I have a set of linear algebraic equations, Ax=By. Where A is matrix of 36x20 and x is a vector of 20x1, B is 36x13 and y is 13x1. Rank(A)=20. Because system is overdetermined, so least squares solution is possible, i,e; x = (A^TA)^-1A^TBy. I want the solution so that the residual error e = Ax-By should be minimized. I was using Maple to take the transpose and inverse of the matrices but taking inverse of such a big matrix takes much longer time and RAM. I even spend the whole day to take the matrix inverse but due to shortage of RAM memory it was interrupted. This is very slow and I guess not achievable with Maple.
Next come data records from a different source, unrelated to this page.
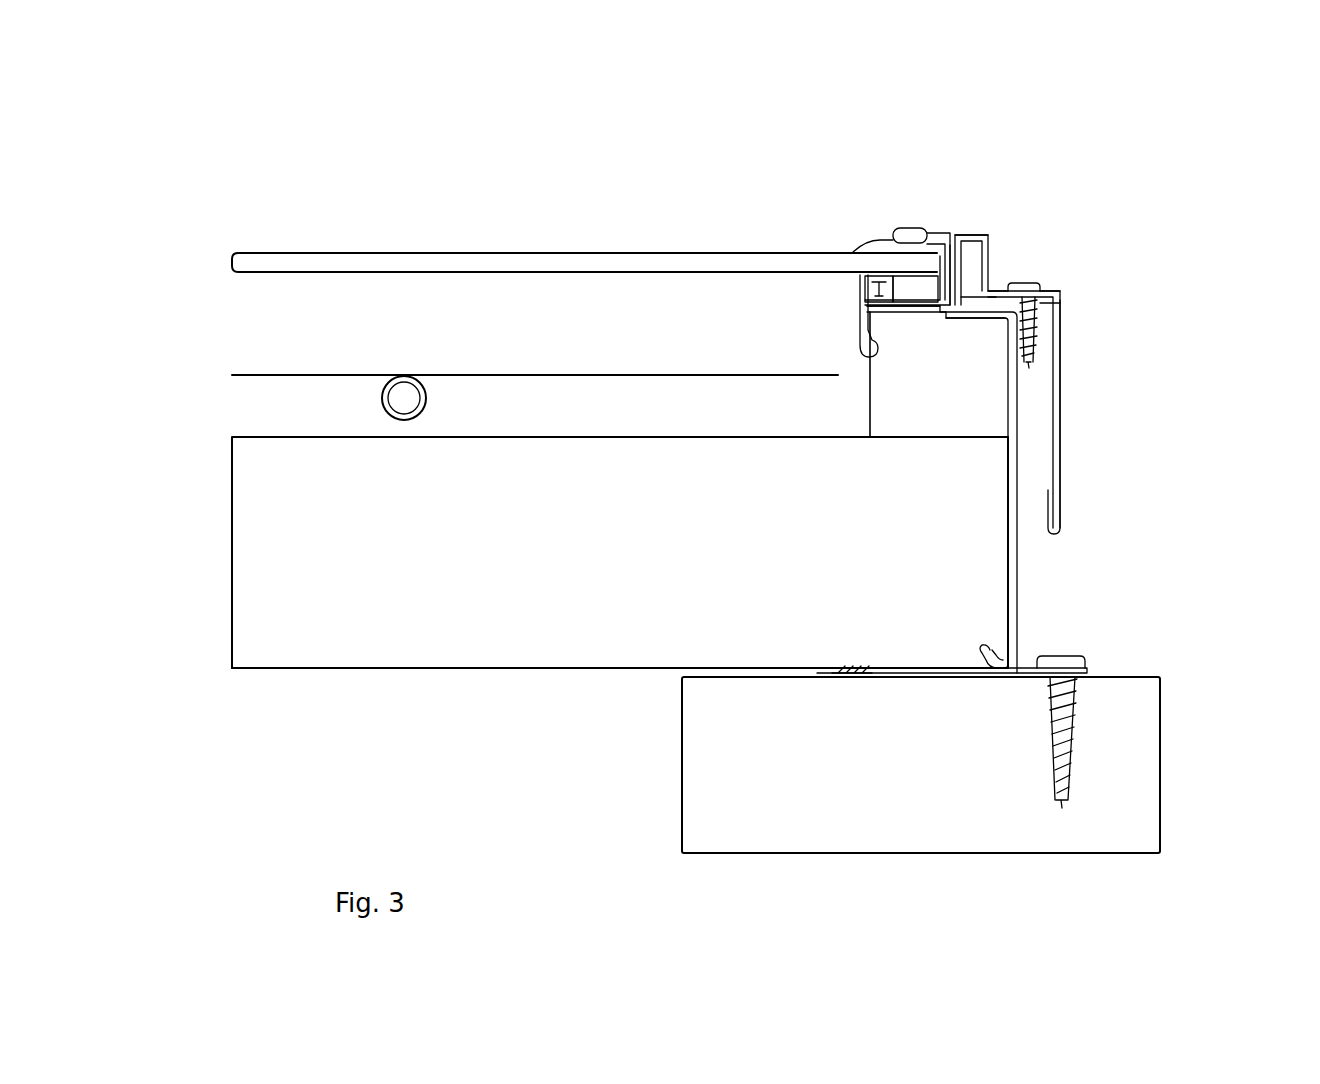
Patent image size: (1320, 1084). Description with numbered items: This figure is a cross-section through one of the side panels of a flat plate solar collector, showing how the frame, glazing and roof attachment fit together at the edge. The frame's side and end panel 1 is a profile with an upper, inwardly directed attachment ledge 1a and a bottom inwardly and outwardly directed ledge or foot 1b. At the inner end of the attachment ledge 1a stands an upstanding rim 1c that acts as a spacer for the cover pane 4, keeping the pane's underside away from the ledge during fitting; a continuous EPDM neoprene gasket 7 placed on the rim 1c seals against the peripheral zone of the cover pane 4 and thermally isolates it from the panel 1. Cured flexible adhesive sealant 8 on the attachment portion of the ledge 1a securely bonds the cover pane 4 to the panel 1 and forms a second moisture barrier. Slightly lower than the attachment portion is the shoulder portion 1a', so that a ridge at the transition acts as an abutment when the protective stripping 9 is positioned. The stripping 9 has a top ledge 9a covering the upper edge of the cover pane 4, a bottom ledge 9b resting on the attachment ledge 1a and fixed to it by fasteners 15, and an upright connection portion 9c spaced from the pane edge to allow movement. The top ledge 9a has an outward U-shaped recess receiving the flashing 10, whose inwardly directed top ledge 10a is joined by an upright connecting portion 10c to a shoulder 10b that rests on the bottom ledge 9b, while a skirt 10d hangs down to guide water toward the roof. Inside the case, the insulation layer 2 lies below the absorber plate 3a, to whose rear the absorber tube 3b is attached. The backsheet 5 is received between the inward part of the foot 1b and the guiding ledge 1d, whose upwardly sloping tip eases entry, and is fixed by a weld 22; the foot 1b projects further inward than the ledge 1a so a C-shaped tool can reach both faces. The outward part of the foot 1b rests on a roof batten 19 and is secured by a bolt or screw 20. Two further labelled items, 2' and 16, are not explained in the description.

The side and end panel 1 is at (1015, 548).
The upper attachment ledge 1a is at (1004, 423).
The shoulder portion 1a' is at (1044, 398).
The bottom ledge or foot 1b is at (1018, 670).
The upstanding rim 1c is at (873, 287).
The guiding ledge 1d is at (985, 650).
The insulation layer 2 is at (620, 552).
The insulating strip 2' is at (939, 374).
The absorber plate 3a is at (285, 372).
The absorber tube 3b is at (400, 398).
The cover pane 4 is at (365, 257).
The backsheet 5 is at (503, 668).
The gasket 7 is at (860, 297).
The flexible adhesive sealant layer 8 is at (913, 283).
The protective stripping 9 is at (858, 226).
The top ledge of protective stripping 9a is at (888, 242).
The bottom ledge of protective stripping 9b is at (1060, 302).
The connection portion 9c is at (955, 267).
The flashing 10 is at (1008, 222).
The top ledge of flashing 10a is at (945, 235).
The shoulder or intermediate ledge 10b is at (1040, 295).
The upright connecting portion 10c is at (987, 277).
The skirt 10d is at (1058, 378).
The fastener 15 is at (990, 292).
The screw 16 is at (1040, 283).
The batten 19 is at (1137, 806).
The bolt or screw 20 is at (1082, 664).
The weld 22 is at (850, 672).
Could anybody suggest any solution of way to do so in C++ or any other way of solving equations rather than taking inverses and transposes.
Formation of matrices,
[ 1 0 0 ...0]
[ 0 1 0 ...0]
[ 0 0 1 ...0] [LinearVelocity_x]
[ 0 0 0 ...1] [LinearVelocity_y]
[ . . . ....], x=[LinearVelocity_z]
A = [ . . . ....] [RotationalVelocity_ROLL]
[ . . . ....] [RotationalVelocity_PITCH]
[ 1 0 0 ...0] [RotationalVelocity_YAW]
[ 0 1 0 ...0]
[ 0 0 1 ...0]
[ 0 0 0 ...1]
x is basically position(x,y,z) and orientation(Roll, Pitch and Yaw) vector.
However B is not a matrix of fixed ones
and zeros
. B is a matrix with elements of sin
, cos
of angles which are real time sensors data not a fixed data. In maple B is almost a matrix of variables and fixed elements, you can say a dense sparse
matrix. Meanwhile, y is a vector of all the sensors or encoders.